Plus d’an après un article ou nous invoquions la mémoire de Feu Amadou Racine Ndiaye et de Kabirou Mbodji entre autres membres éminents du parti UPS-PS, nous voilà contraints encore de tremper notre plume dans une encre « amère » pour acter notre consternation et notre désarroi face à ce final d’une véritable tragédie et nous pesons nos termes.
En effet, à l’aune de la construction de notre jeune nation, ce qui se passe au parti socialiste est une tragédie qui n’interpelle pas seulement les militants socialistes d’hier et d’aujourd’hui mais tous les démocrates et, au-delà, tous les Sénégalais.
C’est dans un parti comme le parti socialiste, le rassemblement démocratique, le parti démocratique sénégalais et d’autres que des millions de Sénégalais ont trouvé leur voie vers une certaine forme de socialisation, de perception de ce que pouvoir ou opposition peuvent signifier dans un pays surtout en chantiers où, si tout est priorité, la construction du citoyen l’est encore plus.

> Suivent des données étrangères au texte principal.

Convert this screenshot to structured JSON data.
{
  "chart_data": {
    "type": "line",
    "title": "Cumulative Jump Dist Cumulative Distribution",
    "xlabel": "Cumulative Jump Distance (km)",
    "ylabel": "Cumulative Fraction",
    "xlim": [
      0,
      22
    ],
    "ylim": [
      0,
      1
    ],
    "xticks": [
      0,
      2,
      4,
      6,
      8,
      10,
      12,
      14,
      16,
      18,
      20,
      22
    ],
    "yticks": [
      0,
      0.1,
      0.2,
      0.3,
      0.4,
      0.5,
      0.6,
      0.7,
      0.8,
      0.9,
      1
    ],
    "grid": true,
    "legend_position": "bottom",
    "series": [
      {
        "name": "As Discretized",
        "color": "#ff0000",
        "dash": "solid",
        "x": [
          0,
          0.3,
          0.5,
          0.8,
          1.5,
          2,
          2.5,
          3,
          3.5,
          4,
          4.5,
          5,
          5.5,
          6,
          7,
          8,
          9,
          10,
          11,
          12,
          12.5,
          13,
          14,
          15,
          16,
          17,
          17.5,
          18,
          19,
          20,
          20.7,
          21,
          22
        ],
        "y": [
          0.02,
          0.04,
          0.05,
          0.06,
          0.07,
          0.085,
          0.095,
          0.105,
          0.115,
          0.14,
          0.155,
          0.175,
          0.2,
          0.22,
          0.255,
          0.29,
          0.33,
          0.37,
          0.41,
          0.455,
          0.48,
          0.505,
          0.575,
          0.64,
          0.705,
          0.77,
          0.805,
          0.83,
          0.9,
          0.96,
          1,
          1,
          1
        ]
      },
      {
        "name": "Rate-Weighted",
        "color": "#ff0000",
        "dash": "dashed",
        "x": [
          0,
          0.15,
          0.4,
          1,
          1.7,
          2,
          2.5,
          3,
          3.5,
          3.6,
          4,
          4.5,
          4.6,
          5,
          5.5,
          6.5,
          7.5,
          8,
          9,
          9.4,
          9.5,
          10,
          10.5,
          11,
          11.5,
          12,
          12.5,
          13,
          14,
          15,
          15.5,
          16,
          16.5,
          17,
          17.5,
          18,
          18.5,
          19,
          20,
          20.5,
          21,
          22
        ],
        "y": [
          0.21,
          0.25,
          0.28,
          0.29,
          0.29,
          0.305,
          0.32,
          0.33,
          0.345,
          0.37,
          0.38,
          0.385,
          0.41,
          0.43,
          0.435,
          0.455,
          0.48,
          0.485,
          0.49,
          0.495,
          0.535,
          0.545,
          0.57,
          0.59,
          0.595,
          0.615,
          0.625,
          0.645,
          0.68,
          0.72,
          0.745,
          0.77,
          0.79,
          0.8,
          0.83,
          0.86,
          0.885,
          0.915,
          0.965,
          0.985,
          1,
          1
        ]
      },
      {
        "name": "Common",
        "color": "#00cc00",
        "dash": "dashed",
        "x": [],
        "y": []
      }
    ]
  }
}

Hier, des hommes de valeur, malgré leurs limites objectives , leurs origines diverses, leurs parcours individuels différents, ont tenté de participer à cette construction de cet  «homo sénégalensis» comme disait l’autre, et loin de nous une quelconque tentative d’idéalisation de ces hommes
Nous leur reconnaissons néanmoins une dimension bien supérieure à certains de leurs héritiers de ces dernières années ; beaucoup d’entre eux ne semblent nullement percevoir la responsabilité déposée entre leurs mains.
Qu’elles nous semblent frêles au vu des enjeux !
La tentation légitime de beaucoup d’autres Sénégalais auraient pu être au mieux de se désintéresser de ce qui se passe à colobane (siège du parti socialiste) ou au pire de dire que c’est bien fait pour eux mais, o divine surprise, beaucoup s’en désolent profondément et même vont jusqu’à prendre des positions très tranchées
Sans ressembler à quelqu’un qui auraient pris parti, je note juste que ce qui choque le plus, sans même préjuger des raisons des uns et des autres, c’est le sentiment de voir une famille participer au convoi d’un des leurs propres membres vers la guillotine( avec une apparente délectation chez certains d’entre eux
D’autres d’ailleurs ont, à cet égard, une lecture plus tranchée en affirmant que c’est des membres de cette famille qui imposent même la cadence infernale vers la potence.
Aucune issue de secours n’est laissée à leurs déjà «ex frères» En effet, comment peut on dans les mêmes mois où est programmé le jugement au tribunal correctionnel, la direction du parti socialiste finalise son «projet de mise à mort.» Curieuse coïncidence si c’en est une.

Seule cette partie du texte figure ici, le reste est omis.